Während der rote Kahn noch im Hafen der Stadt an der kroatischen Küste dümpelt, warten zwei Autostunden entfernt, drei Kilometer hinter der Grenze, in Posusje, einer Kleinstadt im Südwesten der Republik Bosnien-Herzegowina, 275 Menschen auf die Nachricht, daß das Schiff tatsächlich angekommen ist. Seit Tagen halten sie sich — wie 75 weitere Flüchtlinge in Mostar — für die Abfahrt bereit — für die Fahrt nach Deutschland.

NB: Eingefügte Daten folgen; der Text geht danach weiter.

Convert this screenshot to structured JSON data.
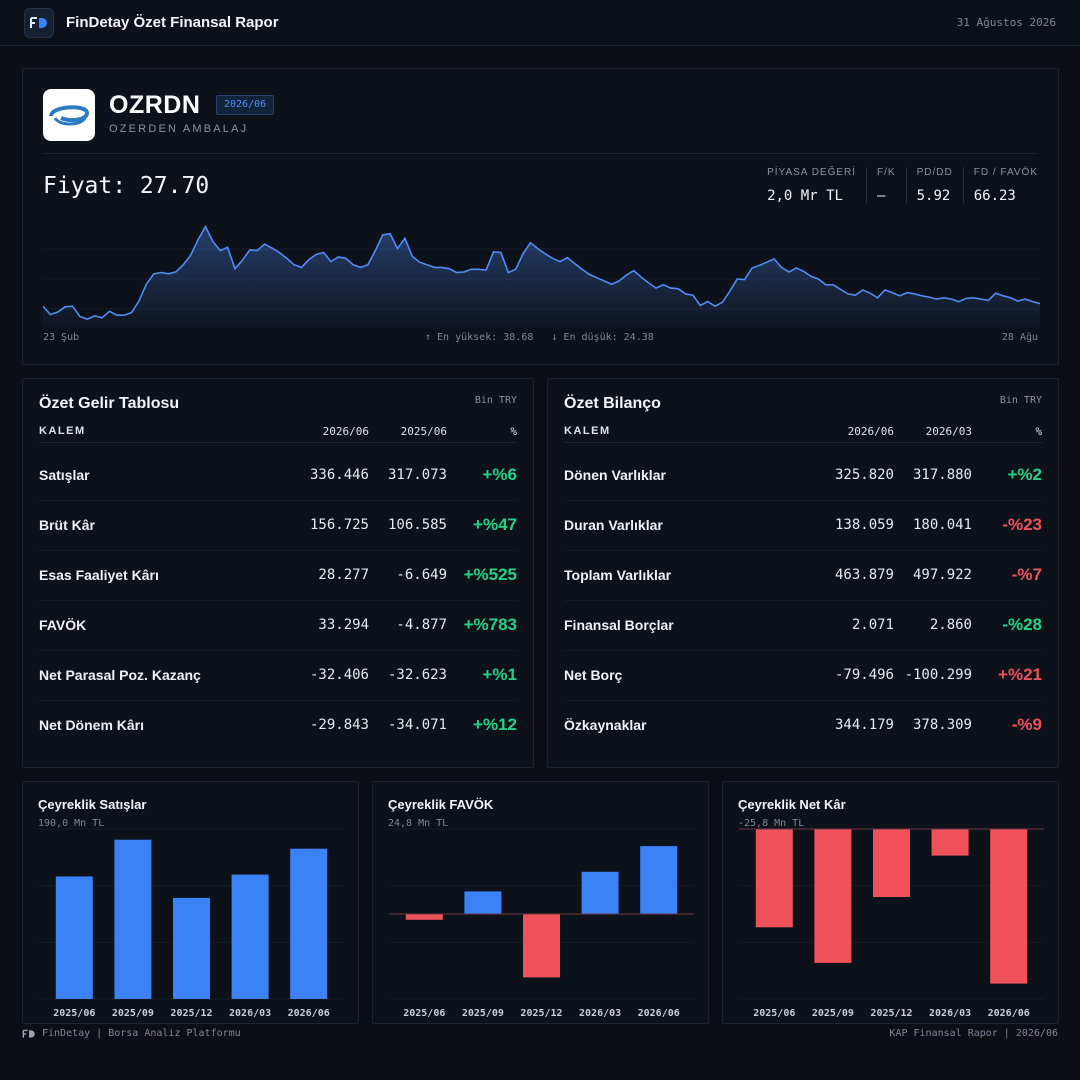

Über 2.000 bosnische Flüchtlinge, fast ausschließlich Muslime, lagern in Posusje im Park oder in einem Schulgebäude; 350 von ihnen sind — nach welchen Kriterien auch immer — ausgewählt worden. Sie stehen auf der Passagierliste. Die übrigen werden bis auf weiteres in der stickigen Enge des Schulgebäudes oder im anliegenden Park schlafen. Es ist geballtes Elend: verzweifelte Menschen, die nicht wissen, wie es weitergeht, immer wieder weinende Frauen, die verlorenen Männern und Söhnen nachtrauern, wimmernde Kleinkinder und kaum Wasser. Posusje ist das einzige Städtchen im ganzen Bezirk, das nicht an einem Fluß liegt. „Posusje“ heißt auf deutsch „trocken“. Die Flüchtlinge stehen mit Plastikeimern am Tankwagen um ein paar Liter Trinkwasser an. Aber immerhin gibt es, dank verschiedener Hilfsorganisationen, genug zu essen.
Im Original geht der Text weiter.